Mr. Narayen’s ability to buy Figma at that price depends largely on his success in transforming Adobe a decade ago. Mr Narayen took over the company in 2007 when he sold its software to users, usually on discs. But the software business was changing as the field of cloud computing grew which led to the sale of such products online, as a service and on a subscription basis.
In 2011, Mr. Narayen embraced the transition, positioning Adobe as the rare software provider to adapt to the emerging sales model that is now ubiquitous. The company had about $4.2 billion in annual sales at the time. It now generates more than that in a quarter. Adobe grew into a software giant with a market value of $320 billion at its peak last year and its stock had advanced 10 times over the past decade before the Figma deal was announced.
During Adobe’s move to the cloud, naysayers, too, questioned the company’s strategy, Mr.
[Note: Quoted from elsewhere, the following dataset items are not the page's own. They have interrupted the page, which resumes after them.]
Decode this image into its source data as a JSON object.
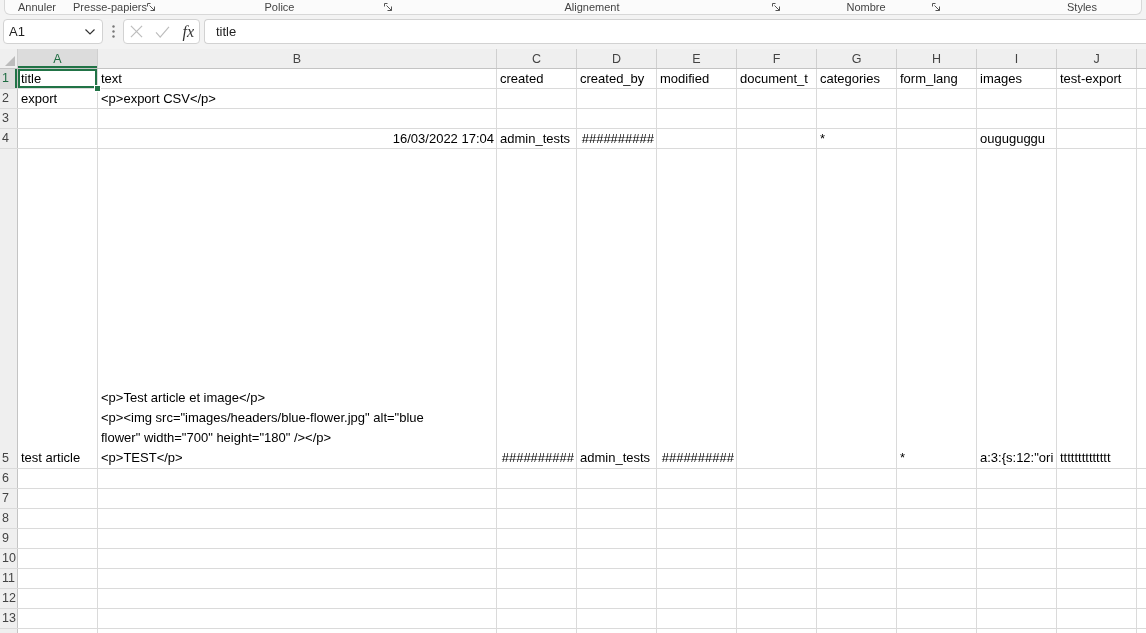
{
  "ribbon": {
    "groups": [
      {
        "label": "Annuler",
        "launcher": false
      },
      {
        "label": "Presse-papiers",
        "launcher": true
      },
      {
        "label": "Police",
        "launcher": true
      },
      {
        "label": "Alignement",
        "launcher": true
      },
      {
        "label": "Nombre",
        "launcher": true
      },
      {
        "label": "Styles",
        "launcher": false
      }
    ]
  },
  "formula_bar": {
    "name_box": "A1",
    "cancel": {
      "disabled": true
    },
    "enter": {
      "disabled": true
    },
    "function_button": "fx",
    "value": "title"
  },
  "sheet": {
    "columns": [
      {
        "label": "A",
        "selected": true
      },
      {
        "label": "B",
        "selected": false
      },
      {
        "label": "C",
        "selected": false
      },
      {
        "label": "D",
        "selected": false
      },
      {
        "label": "E",
        "selected": false
      },
      {
        "label": "F",
        "selected": false
      },
      {
        "label": "G",
        "selected": false
      },
      {
        "label": "H",
        "selected": false
      },
      {
        "label": "I",
        "selected": false
      },
      {
        "label": "J",
        "selected": false
      }
    ],
    "rows": [
      {
        "label": "1",
        "selected": true,
        "cells": [
          {
            "kind": "text",
            "text": "title",
            "selected": true
          },
          {
            "kind": "text",
            "text": "text",
            "selected": false
          },
          {
            "kind": "text",
            "text": "created",
            "selected": false
          },
          {
            "kind": "text",
            "text": "created_by",
            "selected": false
          },
          {
            "kind": "text",
            "text": "modified",
            "selected": false
          },
          {
            "kind": "text",
            "text": "document_t",
            "selected": false
          },
          {
            "kind": "text",
            "text": "categories",
            "selected": false
          },
          {
            "kind": "text",
            "text": "form_lang",
            "selected": false
          },
          {
            "kind": "text",
            "text": "images",
            "selected": false
          },
          {
            "kind": "text",
            "text": "test-export",
            "selected": false
          }
        ]
      },
      {
        "label": "2",
        "selected": false,
        "cells": [
          {
            "kind": "text",
            "text": "export",
            "selected": false
          },
          {
            "kind": "text",
            "text": "<p>export CSV</p>",
            "selected": false
          }
        ]
      },
      {
        "label": "3",
        "selected": false
      },
      {
        "label": "4",
        "selected": false,
        "cells": [
          null,
          {
            "kind": "number",
            "text": "16/03/2022 17:04",
            "selected": false
          },
          {
            "kind": "text",
            "text": "admin_tests",
            "selected": false
          },
          {
            "kind": "number",
            "text": "##########",
            "selected": false
          },
          null,
          null,
          {
            "kind": "text",
            "text": "*",
            "selected": false
          },
          null,
          {
            "kind": "text",
            "text": "ouguguggu",
            "selected": false
          }
        ]
      },
      {
        "label": "5",
        "selected": false,
        "cells": [
          {
            "kind": "text",
            "text": "test article",
            "selected": false
          },
          {
            "kind": "text",
            "text": "<p>Test article et image</p>\n<p><img src=\"images/headers/blue-flower.jpg\" alt=\"blue\nflower\" width=\"700\" height=\"180\" /></p>\n<p>TEST</p>",
            "selected": false
          },
          {
            "kind": "number",
            "text": "##########",
            "selected": false
          },
          {
            "kind": "text",
            "text": "admin_tests",
            "selected": false
          },
          {
            "kind": "number",
            "text": "##########",
            "selected": false
          },
          null,
          null,
          {
            "kind": "text",
            "text": "*",
            "selected": false
          },
          {
            "kind": "text",
            "text": "a:3:{s:12:\"ori",
            "selected": false
          },
          {
            "kind": "text",
            "text": "tttttttttttttt",
            "selected": false
          }
        ]
      },
      {
        "label": "6",
        "selected": false
      },
      {
        "label": "7",
        "selected": false
      },
      {
        "label": "8",
        "selected": false
      },
      {
        "label": "9",
        "selected": false
      },
      {
        "label": "10",
        "selected": false
      },
      {
        "label": "11",
        "selected": false
      },
      {
        "label": "12",
        "selected": false
      },
      {
        "label": "13",
        "selected": false
      }
    ]
  }
}
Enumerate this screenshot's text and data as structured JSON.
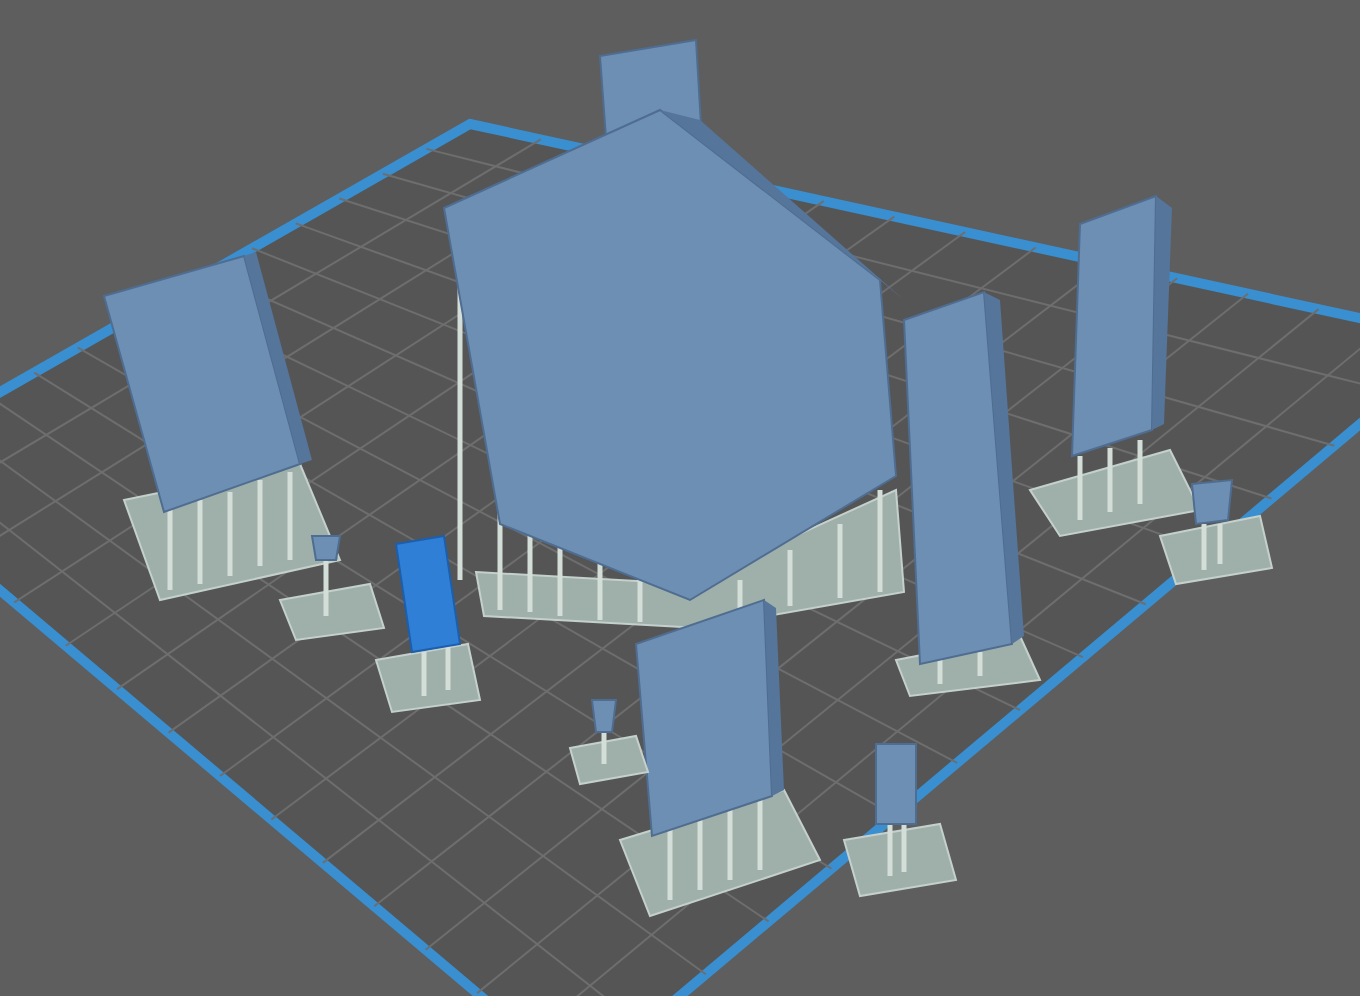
{
  "viewport": {
    "models": [
      {
        "selected": false
      },
      {
        "selected": false
      },
      {
        "selected": false
      },
      {
        "selected": false
      },
      {
        "selected": false
      },
      {
        "selected": true
      },
      {
        "selected": false
      },
      {
        "selected": false
      },
      {
        "selected": false
      },
      {
        "selected": false
      }
    ]
  }
}
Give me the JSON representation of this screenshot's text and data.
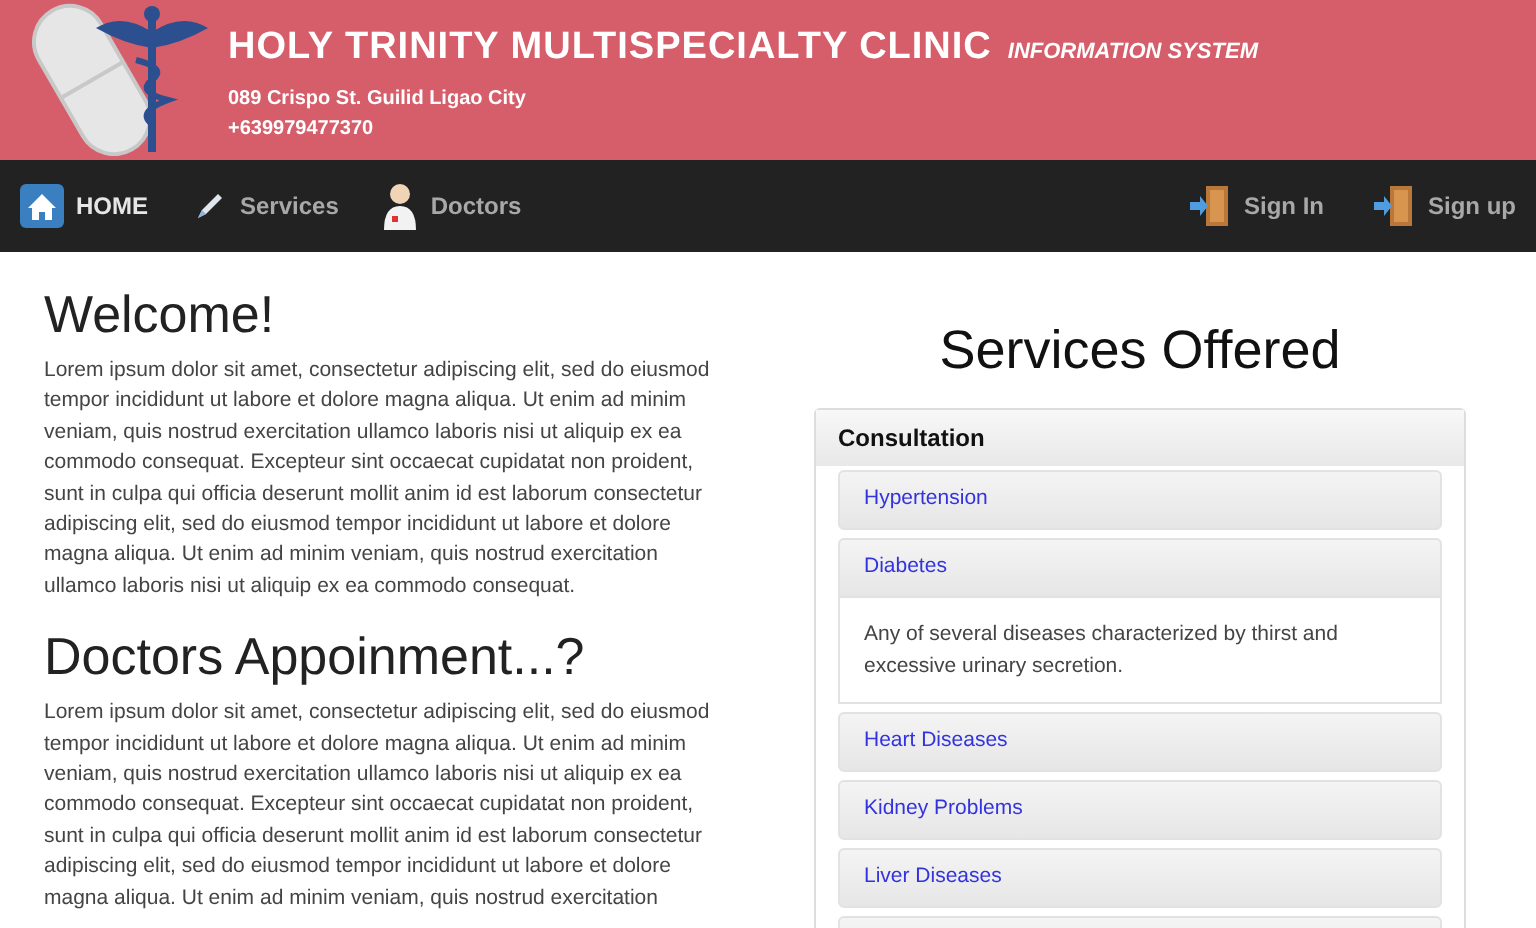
{
  "header": {
    "title": "HOLY TRINITY MULTISPECIALTY CLINIC",
    "subtitle": "INFORMATION SYSTEM",
    "address": "089 Crispo St. Guilid Ligao City",
    "phone": "+639979477370"
  },
  "nav": {
    "left": [
      {
        "label": "HOME",
        "kind": "home",
        "selected": true
      },
      {
        "label": "Services",
        "kind": "pen",
        "selected": false
      },
      {
        "label": "Doctors",
        "kind": "doctor",
        "selected": false
      }
    ],
    "right": [
      {
        "label": "Sign In",
        "kind": "door"
      },
      {
        "label": "Sign up",
        "kind": "door"
      }
    ]
  },
  "sections": [
    {
      "heading": "Welcome!",
      "text": "Lorem ipsum dolor sit amet, consectetur adipiscing elit, sed do eiusmod tempor incididunt ut labore et dolore magna aliqua. Ut enim ad minim veniam, quis nostrud exercitation ullamco laboris nisi ut aliquip ex ea commodo consequat. Excepteur sint occaecat cupidatat non proident, sunt in culpa qui officia deserunt mollit anim id est laborum consectetur adipiscing elit, sed do eiusmod tempor incididunt ut labore et dolore magna aliqua. Ut enim ad minim veniam, quis nostrud exercitation ullamco laboris nisi ut aliquip ex ea commodo consequat."
    },
    {
      "heading": "Doctors Appoinment...?",
      "text": "Lorem ipsum dolor sit amet, consectetur adipiscing elit, sed do eiusmod tempor incididunt ut labore et dolore magna aliqua. Ut enim ad minim veniam, quis nostrud exercitation ullamco laboris nisi ut aliquip ex ea commodo consequat. Excepteur sint occaecat cupidatat non proident, sunt in culpa qui officia deserunt mollit anim id est laborum consectetur adipiscing elit, sed do eiusmod tempor incididunt ut labore et dolore magna aliqua. Ut enim ad minim veniam, quis nostrud exercitation"
    }
  ],
  "services": {
    "title": "Services Offered",
    "group": "Consultation",
    "items": [
      {
        "label": "Hypertension",
        "expanded": false
      },
      {
        "label": "Diabetes",
        "expanded": true,
        "description": "Any of several diseases characterized by thirst and excessive urinary secretion."
      },
      {
        "label": "Heart Diseases",
        "expanded": false
      },
      {
        "label": "Kidney Problems",
        "expanded": false
      },
      {
        "label": "Liver Diseases",
        "expanded": false
      }
    ]
  }
}
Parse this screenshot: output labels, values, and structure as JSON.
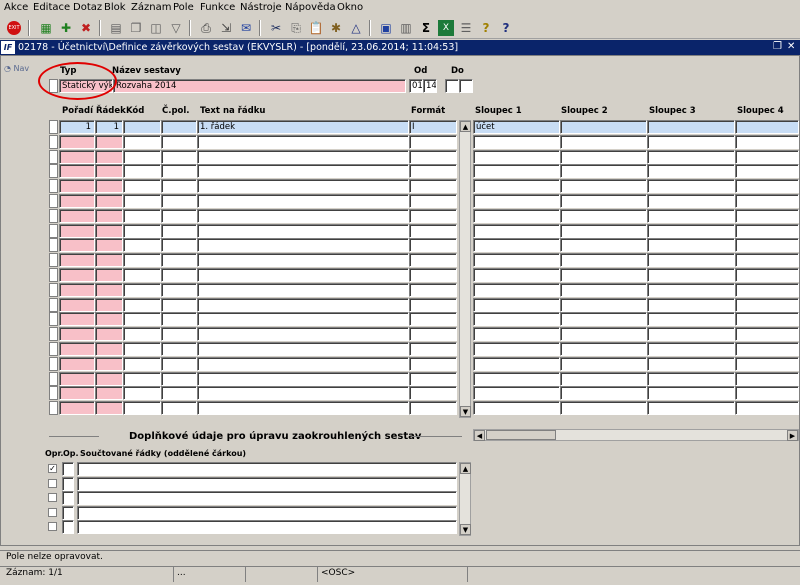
{
  "menu": [
    "Akce",
    "Editace",
    "Dotaz",
    "Blok",
    "Záznam",
    "Pole",
    "Funkce",
    "Nástroje",
    "Nápověda",
    "Okno"
  ],
  "toolbar_icons": [
    "exit-icon",
    "save-icon",
    "new-record-icon",
    "delete-record-icon",
    "print-preview-icon",
    "duplicate-icon",
    "clear-icon",
    "filter-icon",
    "print-icon",
    "export-icon",
    "email-icon",
    "cut-icon",
    "copy-icon",
    "paste-icon",
    "settings-icon",
    "calendar-icon",
    "calculator-icon",
    "sigma-icon",
    "excel-icon",
    "list-icon",
    "help-icon",
    "context-help-icon"
  ],
  "window": {
    "title": "02178 - Účetnictví\\Definice závěrkových sestav (EKVYSLR) - [pondělí, 23.06.2014; 11:04:53]",
    "app_icon": "IF"
  },
  "nav_label": "Nav",
  "header": {
    "typ_label": "Typ",
    "nazev_label": "Název sestavy",
    "od_label": "Od",
    "do_label": "Do",
    "typ_value": "Statický výka",
    "nazev_value": "Rozvaha 2014",
    "od_value_1": "01",
    "od_value_2": "14",
    "do_value_1": "",
    "do_value_2": ""
  },
  "grid": {
    "columns": [
      "Pořadí",
      "Řádek",
      "Kód",
      "Č.pol.",
      "Text na řádku",
      "Formát",
      "Sloupec 1",
      "Sloupec 2",
      "Sloupec 3",
      "Sloupec 4"
    ],
    "rows": [
      {
        "poradi": "1",
        "radek": "1",
        "kod": "",
        "cpol": "",
        "text": "1. řádek",
        "format": "I",
        "s1": "účet",
        "s2": "",
        "s3": "",
        "s4": ""
      }
    ],
    "visible_row_count": 20
  },
  "section": {
    "title": "Doplňkové údaje pro úpravu zaokrouhlených sestav",
    "opr_label": "Opr.",
    "op_label": "Op.",
    "soucet_label": "Součtované řádky (oddělené čárkou)",
    "rows": 5,
    "first_checked": true
  },
  "status": {
    "message": "Pole nelze opravovat.",
    "record": "Záznam: 1/1",
    "seg2": "...",
    "seg3": "",
    "osc": "<OSC>"
  }
}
Narayen said. “Everybody focuses on the small number of people who have questions whenever change happens, but the believers are the ones you want to prove right,” he said.
Other software powerhouses were slower to adapt. Oracle Corp.
, the major database software provider, has for many years downplayed the importance of cloud computing and is now spending heavily to expand those activities. International Business Machines Corp.
likewise it was slow to move to the cloud and then it spent about $34 billion in 2019 to buy Red Hat Inc. get to strengthen their presence in the market.
Adobe executives say the Figma purchase will spark a new era of growth. “This positions the company to define new categories and drive growth for years to come,” said Chief Financial Officer Daniel Durn.
Figma, Adobe said, would also help it tap a new user base. The company says that in addition to the designer community that already uses its tools, Figma will bring in developers and others who might not normally be its customers.
To dispel doubts, Mr. Narayen said, the company would also focus on demonstrating strength in its core business.
The deal, which has yet to pass regulatory scrutiny and is otherwise set to close next year, would add collaboration features to Adobe products that the company has struggled to build on its own. In 2016, Adobe launched a collaborative design tool, but it didn’t gain traction in the market, said Scott Belsky, Adobe’s chief product officer, and the effort is largely over. Now, he said, Adobe plans to start making more of its design tools available inside Figma, such as image editing capabilities from Photoshop, to facilitate collaboration.
Figma users, however, are worried about the combination. Mr. Vinci, the freelance web designer who fell in love with the startup’s product, said he is currently looking at other options such as Dutch design software company Sketch BV.